Detect when prefix caching is being invalidated by dynamic segment content:

import { diagnoseCacheStability, computeSegmentHashMap } from '@cycgraph/context-engine';
const previousHashes = computeSegmentHashMap(lastTurnSegments);
const diagnostics = diagnoseCacheStability(currentSegments, previousHashes);
// diagnostics.hitRate, diagnostics.unstableSegments, diagnostics.recommendations

Wraps any stage and dynamically bypasses it when latency cost exceeds token savings:

import { createCircuitBreaker, createLatencyTracker } from '@cycgraph/context-engine';
const tracker = createLatencyTracker();
const guarded = createCircuitBreaker(expensiveStage, tracker, {
minEfficiency: 1.0, // tokens saved per millisecond
warmupSamples: 5,
cooldownMs: 30_000,
});

All pipelines accept an optional PipelineLogger for structured diagnostic output:

const pipeline = createPipeline({
stages: [...],
logger: {
debug: (msg) => myLogger.debug(msg),
warn: (msg) => myLogger.warn(msg),
},
});

Stage errors and timeout warnings are routed through the logger instead of being silently swallowed.

A pipeline-level timeout skips remaining stages when the wall-clock budget is exceeded:

const pipeline = createPipeline({
stages: [...],
timeoutMs: 200, // skip remaining stages after 200ms
});

This is a stage-boundary check (the pipeline is synchronous by design). For async precompute steps like precomputeEmbeddings, use Promise.race externally.

Fuzzy and semantic dedup use locality-sensitive hashing (LSH) to avoid O(n²) pairwise comparisons on large inputs:

StageAlgorithmPre-filterThreshold
Fuzzy dedupTrigram JaccardMinHash LSH (100 hashes, 20 bands)Items > 200
Semantic dedupCosine similaritySimHash LSH (64 bits, 16 bands)Items > 200

For inputs ≤ 200, the original O(n²) path is used (LSH overhead isn’t worthwhile).

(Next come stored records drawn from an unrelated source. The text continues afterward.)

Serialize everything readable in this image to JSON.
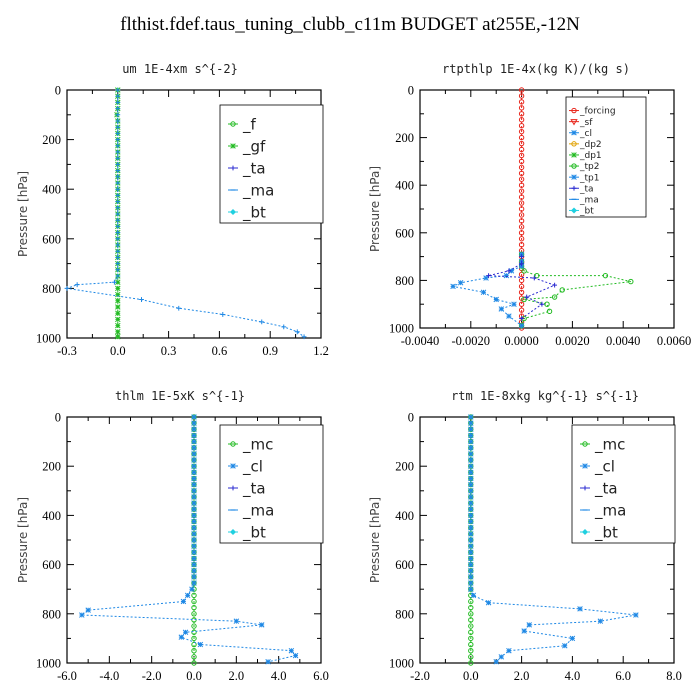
{
  "title": "flthist.fdef.taus_tuning_clubb_c11m  BUDGET at255E,-12N",
  "colors": {
    "green": "#22bb22",
    "blue": "#1e88e5",
    "dark": "#2a2ad0",
    "red": "#e8251b"
  },
  "chart_data": [
    {
      "type": "line",
      "title": "um  1E-4xm s^{-2}",
      "ylabel": "Pressure [hPa]",
      "xlim": [
        -0.3,
        1.2
      ],
      "ylim": [
        1000,
        0
      ],
      "xticks": [
        -0.3,
        0.0,
        0.3,
        0.6,
        0.9,
        1.2
      ],
      "xtick_labels": [
        "-0.3",
        "0.0",
        "0.3",
        "0.6",
        "0.9",
        "1.2"
      ],
      "yticks": [
        0,
        200,
        400,
        600,
        800,
        1000
      ],
      "ytick_labels": [
        "0",
        "200",
        "400",
        "600",
        "800",
        "1000"
      ],
      "legend": [
        "_f",
        "_gf",
        "_ta",
        "_ma",
        "_bt"
      ],
      "series": [
        {
          "name": "_gf",
          "color": "#22bb22",
          "x": [
            0,
            0,
            0,
            0,
            -0.005,
            0,
            0,
            0,
            0,
            0,
            0,
            0,
            0,
            0,
            0,
            0,
            0,
            0,
            0,
            0,
            0,
            0,
            0,
            0,
            0,
            0,
            0,
            0,
            0,
            0,
            0,
            0,
            0,
            0,
            0,
            0,
            0,
            0,
            0,
            0,
            0
          ],
          "y": [
            0,
            25,
            50,
            75,
            100,
            125,
            150,
            175,
            200,
            225,
            250,
            275,
            300,
            325,
            350,
            375,
            400,
            425,
            450,
            475,
            500,
            525,
            550,
            575,
            600,
            625,
            650,
            675,
            700,
            725,
            750,
            775,
            800,
            825,
            850,
            875,
            900,
            925,
            950,
            975,
            995
          ]
        },
        {
          "name": "_ta",
          "color": "#1e88e5",
          "x": [
            0,
            0,
            0,
            0,
            0,
            0,
            0,
            0,
            0,
            0,
            0,
            0,
            0,
            0,
            0,
            0,
            0,
            0,
            0,
            0,
            0,
            0,
            0,
            0,
            0,
            0,
            0,
            0,
            0,
            0,
            0,
            -0.02,
            -0.24,
            -0.3,
            0.14,
            0.36,
            0.62,
            0.85,
            0.98,
            1.06,
            1.1
          ],
          "y": [
            0,
            25,
            50,
            75,
            100,
            125,
            150,
            175,
            200,
            225,
            250,
            275,
            300,
            325,
            350,
            375,
            400,
            425,
            450,
            475,
            500,
            525,
            550,
            575,
            600,
            625,
            650,
            675,
            700,
            725,
            750,
            775,
            785,
            800,
            845,
            880,
            905,
            935,
            955,
            975,
            995
          ]
        }
      ]
    },
    {
      "type": "line",
      "title": "rtpthlp  1E-4x(kg K)/(kg s)",
      "ylabel": "Pressure [hPa]",
      "xlim": [
        -0.004,
        0.006
      ],
      "ylim": [
        1000,
        0
      ],
      "xticks": [
        -0.004,
        -0.002,
        0.0,
        0.002,
        0.004,
        0.006
      ],
      "xtick_labels": [
        "-0.0040",
        "-0.0020",
        "0.0000",
        "0.0020",
        "0.0040",
        "0.0060"
      ],
      "yticks": [
        0,
        200,
        400,
        600,
        800,
        1000
      ],
      "ytick_labels": [
        "0",
        "200",
        "400",
        "600",
        "800",
        "1000"
      ],
      "legend": [
        "_forcing",
        "_sf",
        "_cl",
        "_dp2",
        "_dp1",
        "_tp2",
        "_tp1",
        "_ta",
        "_ma",
        "_bt"
      ],
      "series": [
        {
          "name": "_forcing",
          "color": "#e8251b",
          "x": [
            0,
            0,
            0,
            0,
            0,
            0,
            0,
            0,
            0,
            0,
            0,
            0,
            0,
            0,
            0,
            0,
            0,
            0,
            0,
            0,
            0,
            0,
            0,
            0,
            0,
            0,
            0,
            0,
            0,
            0,
            0,
            0,
            0,
            0,
            0,
            0,
            0,
            0,
            0,
            0,
            0
          ],
          "y": [
            0,
            25,
            50,
            75,
            100,
            125,
            150,
            175,
            200,
            225,
            250,
            275,
            300,
            325,
            350,
            375,
            400,
            425,
            450,
            475,
            500,
            525,
            550,
            575,
            600,
            625,
            650,
            675,
            700,
            725,
            750,
            775,
            800,
            825,
            850,
            875,
            900,
            925,
            950,
            975,
            1000
          ]
        },
        {
          "name": "_tp2",
          "color": "#22bb22",
          "x": [
            0,
            0,
            0,
            0.0001,
            0.0006,
            0.0033,
            0.0043,
            0.0016,
            0.0013,
            0.0001,
            0.001,
            0.0011,
            0.0001,
            0
          ],
          "y": [
            690,
            720,
            740,
            760,
            780,
            780,
            805,
            840,
            870,
            880,
            900,
            930,
            960,
            990
          ]
        },
        {
          "name": "_tp1",
          "color": "#1e88e5",
          "x": [
            0,
            0,
            0,
            -0.0004,
            -0.0006,
            -0.0014,
            -0.0024,
            -0.0027,
            -0.0015,
            -0.001,
            -0.0003,
            -0.0008,
            -0.0005,
            0
          ],
          "y": [
            690,
            720,
            740,
            760,
            780,
            790,
            810,
            825,
            850,
            880,
            900,
            920,
            950,
            990
          ]
        },
        {
          "name": "_ta",
          "color": "#2a2ad0",
          "x": [
            0,
            0,
            -0.0005,
            -0.0013,
            0.0005,
            0.0013,
            0.0002,
            0.0008,
            0
          ],
          "y": [
            700,
            730,
            760,
            780,
            790,
            820,
            870,
            900,
            960
          ]
        }
      ]
    },
    {
      "type": "line",
      "title": "thlm  1E-5xK s^{-1}",
      "ylabel": "Pressure [hPa]",
      "xlim": [
        -6.0,
        6.0
      ],
      "ylim": [
        1000,
        0
      ],
      "xticks": [
        -6.0,
        -4.0,
        -2.0,
        0.0,
        2.0,
        4.0,
        6.0
      ],
      "xtick_labels": [
        "-6.0",
        "-4.0",
        "-2.0",
        "0.0",
        "2.0",
        "4.0",
        "6.0"
      ],
      "yticks": [
        0,
        200,
        400,
        600,
        800,
        1000
      ],
      "ytick_labels": [
        "0",
        "200",
        "400",
        "600",
        "800",
        "1000"
      ],
      "legend": [
        "_mc",
        "_cl",
        "_ta",
        "_ma",
        "_bt"
      ],
      "series": [
        {
          "name": "_mc",
          "color": "#22bb22",
          "x": [
            0,
            0,
            0,
            0,
            0,
            0,
            0,
            0,
            0,
            0,
            0,
            0,
            0,
            0,
            0,
            0,
            0,
            0,
            0,
            0,
            0,
            0,
            0,
            0,
            0,
            0,
            0,
            0,
            0,
            0,
            0,
            0,
            0,
            0,
            0,
            0,
            0,
            0,
            0,
            0,
            0
          ],
          "y": [
            0,
            25,
            50,
            75,
            100,
            125,
            150,
            175,
            200,
            225,
            250,
            275,
            300,
            325,
            350,
            375,
            400,
            425,
            450,
            475,
            500,
            525,
            550,
            575,
            600,
            625,
            650,
            675,
            700,
            725,
            750,
            775,
            800,
            825,
            850,
            875,
            900,
            925,
            950,
            975,
            1000
          ]
        },
        {
          "name": "_cl",
          "color": "#1e88e5",
          "x": [
            0,
            0,
            0,
            0,
            0,
            0,
            0,
            0,
            0,
            0,
            0,
            0,
            0,
            0,
            0,
            0,
            0,
            0,
            0,
            0,
            0,
            0,
            0,
            0,
            0,
            0,
            0,
            0,
            -0.1,
            -0.3,
            -0.5,
            -5.0,
            -5.3,
            2.0,
            3.2,
            -0.4,
            -0.6,
            0.3,
            4.6,
            4.8,
            3.5
          ],
          "y": [
            0,
            25,
            50,
            75,
            100,
            125,
            150,
            175,
            200,
            225,
            250,
            275,
            300,
            325,
            350,
            375,
            400,
            425,
            450,
            475,
            500,
            525,
            550,
            575,
            600,
            625,
            650,
            675,
            700,
            725,
            750,
            785,
            805,
            830,
            845,
            875,
            895,
            925,
            950,
            970,
            995
          ]
        }
      ]
    },
    {
      "type": "line",
      "title": "rtm  1E-8xkg kg^{-1} s^{-1}",
      "ylabel": "Pressure [hPa]",
      "xlim": [
        -2.0,
        8.0
      ],
      "ylim": [
        1000,
        0
      ],
      "xticks": [
        -2.0,
        0.0,
        2.0,
        4.0,
        6.0,
        8.0
      ],
      "xtick_labels": [
        "-2.0",
        "0.0",
        "2.0",
        "4.0",
        "6.0",
        "8.0"
      ],
      "yticks": [
        0,
        200,
        400,
        600,
        800,
        1000
      ],
      "ytick_labels": [
        "0",
        "200",
        "400",
        "600",
        "800",
        "1000"
      ],
      "legend": [
        "_mc",
        "_cl",
        "_ta",
        "_ma",
        "_bt"
      ],
      "series": [
        {
          "name": "_mc",
          "color": "#22bb22",
          "x": [
            0,
            0,
            0,
            0,
            0,
            0,
            0,
            0,
            0,
            0,
            0,
            0,
            0,
            0,
            0,
            0,
            0,
            0,
            0,
            0,
            0,
            0,
            0,
            0,
            0,
            0,
            0,
            0,
            0,
            0,
            0,
            0,
            0,
            0,
            0,
            0,
            0,
            0,
            0,
            0,
            0
          ],
          "y": [
            0,
            25,
            50,
            75,
            100,
            125,
            150,
            175,
            200,
            225,
            250,
            275,
            300,
            325,
            350,
            375,
            400,
            425,
            450,
            475,
            500,
            525,
            550,
            575,
            600,
            625,
            650,
            675,
            700,
            725,
            750,
            775,
            800,
            825,
            850,
            875,
            900,
            925,
            950,
            975,
            1000
          ]
        },
        {
          "name": "_cl",
          "color": "#1e88e5",
          "x": [
            0,
            0,
            0,
            0,
            0,
            0,
            0,
            0,
            0,
            0,
            0,
            0,
            0,
            0,
            0,
            0,
            0,
            0,
            0,
            0,
            0,
            0,
            0,
            0,
            0,
            0,
            0,
            0,
            0,
            0.1,
            0.7,
            4.3,
            6.5,
            5.1,
            2.3,
            2.1,
            4.0,
            3.7,
            1.5,
            1.2,
            1.0
          ],
          "y": [
            0,
            25,
            50,
            75,
            100,
            125,
            150,
            175,
            200,
            225,
            250,
            275,
            300,
            325,
            350,
            375,
            400,
            425,
            450,
            475,
            500,
            525,
            550,
            575,
            600,
            625,
            650,
            675,
            700,
            725,
            755,
            780,
            805,
            830,
            845,
            870,
            900,
            930,
            950,
            975,
            995
          ]
        }
      ]
    }
  ]
}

The default maxItems cap is 2000 (up from 500 before LSH).

Inject the context engine into GraphRunner via the contextCompressor option:

import { GraphRunner } from '@cycgraph/orchestrator';
import { createOptimizedPipeline, serialize } from '@cycgraph/context-engine';
const { pipeline } = createOptimizedPipeline({ preset: 'balanced' });
const contextCompressor = (sanitizedMemory, options) => {
const result = pipeline.compress({
segments: [{ id: 'memory', content: serialize(sanitizedMemory), role: 'memory', priority: 1 }],
budget: { maxTokens: options?.maxTokens ?? 8192, outputReserve: 0 },
model: options?.model,
});
return { compressed: result.segments[0].content, metrics: result.metrics };
};
const runner = new GraphRunner(graph, state, { contextCompressor });

Without a context compressor, the orchestrator falls back to JSON.stringify with a 128KB byte cap.

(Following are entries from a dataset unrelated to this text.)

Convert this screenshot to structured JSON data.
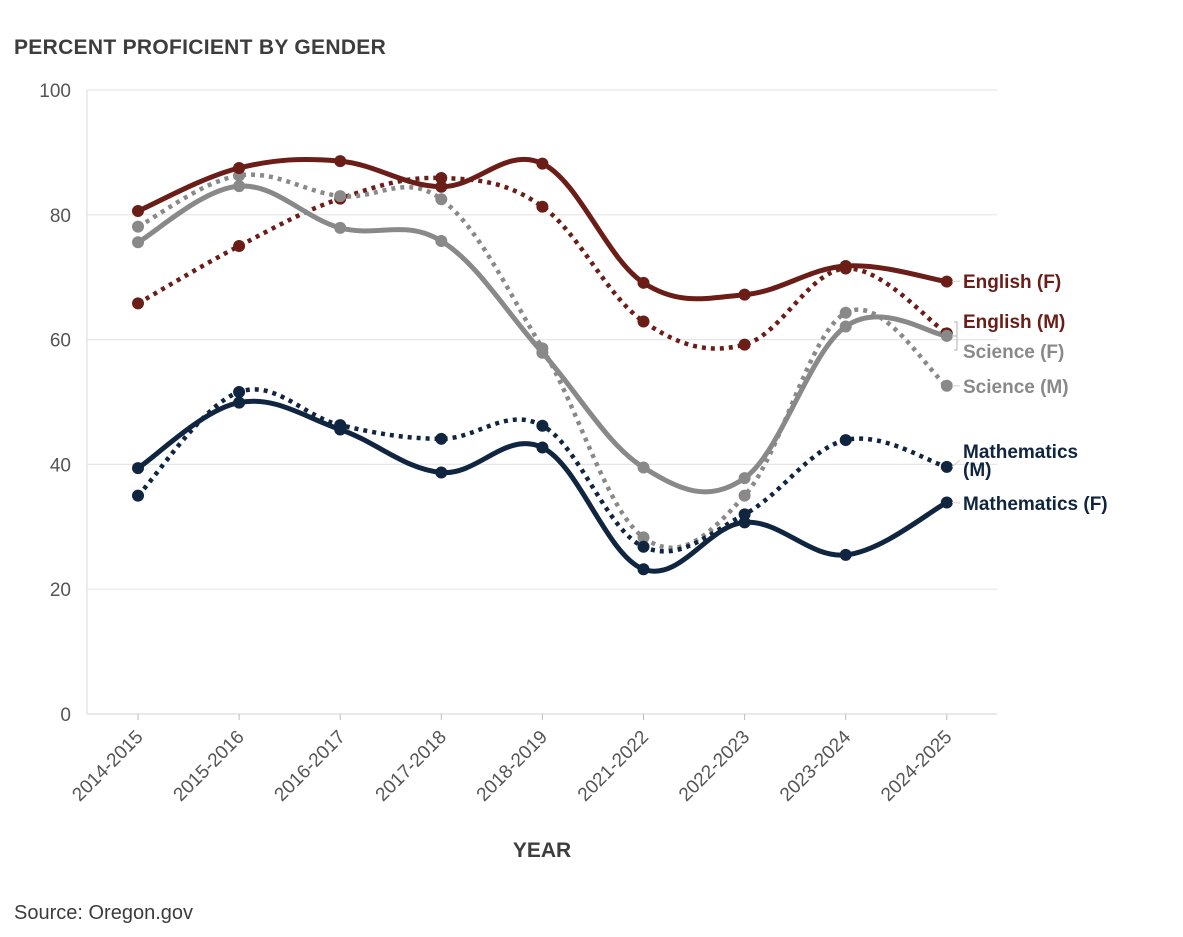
{
  "title": "PERCENT PROFICIENT BY GENDER",
  "source": "Source: Oregon.gov",
  "chart_data": {
    "type": "line",
    "title": "PERCENT PROFICIENT BY GENDER",
    "xlabel": "YEAR",
    "ylabel": "",
    "ylim": [
      0,
      100
    ],
    "yticks": [
      0,
      20,
      40,
      60,
      80,
      100
    ],
    "grid": "horizontal",
    "legend": "direct labels at right end of lines",
    "categories": [
      "2014-2015",
      "2015-2016",
      "2016-2017",
      "2017-2018",
      "2018-2019",
      "2021-2022",
      "2022-2023",
      "2023-2024",
      "2024-2025"
    ],
    "series": [
      {
        "name": "English (F)",
        "label_lines": [
          "English (F)"
        ],
        "color": "#6b1d17",
        "dashed": false,
        "values": [
          80.6,
          87.5,
          88.6,
          84.5,
          88.2,
          69.1,
          67.2,
          71.8,
          69.3
        ]
      },
      {
        "name": "English (M)",
        "label_lines": [
          "English (M)"
        ],
        "color": "#6b1d17",
        "dashed": true,
        "values": [
          65.8,
          75.0,
          82.6,
          85.9,
          81.3,
          62.9,
          59.2,
          71.4,
          61.0
        ]
      },
      {
        "name": "Science (F)",
        "label_lines": [
          "Science (F)"
        ],
        "color": "#898989",
        "dashed": false,
        "values": [
          75.6,
          84.6,
          77.9,
          75.8,
          57.9,
          39.5,
          37.8,
          62.1,
          60.6
        ]
      },
      {
        "name": "Science (M)",
        "label_lines": [
          "Science (M)"
        ],
        "color": "#898989",
        "dashed": true,
        "values": [
          78.1,
          86.3,
          83.0,
          82.5,
          58.6,
          28.3,
          35.0,
          64.3,
          52.6
        ]
      },
      {
        "name": "Mathematics (M)",
        "label_lines": [
          "Mathematics",
          "(M)"
        ],
        "color": "#10253f",
        "dashed": true,
        "values": [
          35.0,
          51.6,
          46.3,
          44.1,
          46.2,
          26.8,
          32.0,
          43.9,
          39.6
        ]
      },
      {
        "name": "Mathematics (F)",
        "label_lines": [
          "Mathematics (F)"
        ],
        "color": "#10253f",
        "dashed": false,
        "values": [
          39.4,
          49.9,
          45.6,
          38.7,
          42.7,
          23.2,
          30.7,
          25.5,
          33.9
        ]
      }
    ]
  }
}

The engine uses dependency injection for optional capabilities:

InterfacePurposeBuilt-in
TokenCounterCount tokens per modelDefaultTokenCounter (character ratio estimates)
CompressionProviderML-based token importanceImplement against your inference server (Ollama, vLLM, etc.)
EmbeddingProviderVector embeddings for semantic dedup(consumer-provided)
SummarizationProviderLLM-based summarization(consumer-provided)

All providers are optional. Without them, the engine falls back to statistical methods (n-gram scoring, trigram dedup, heuristic pruning).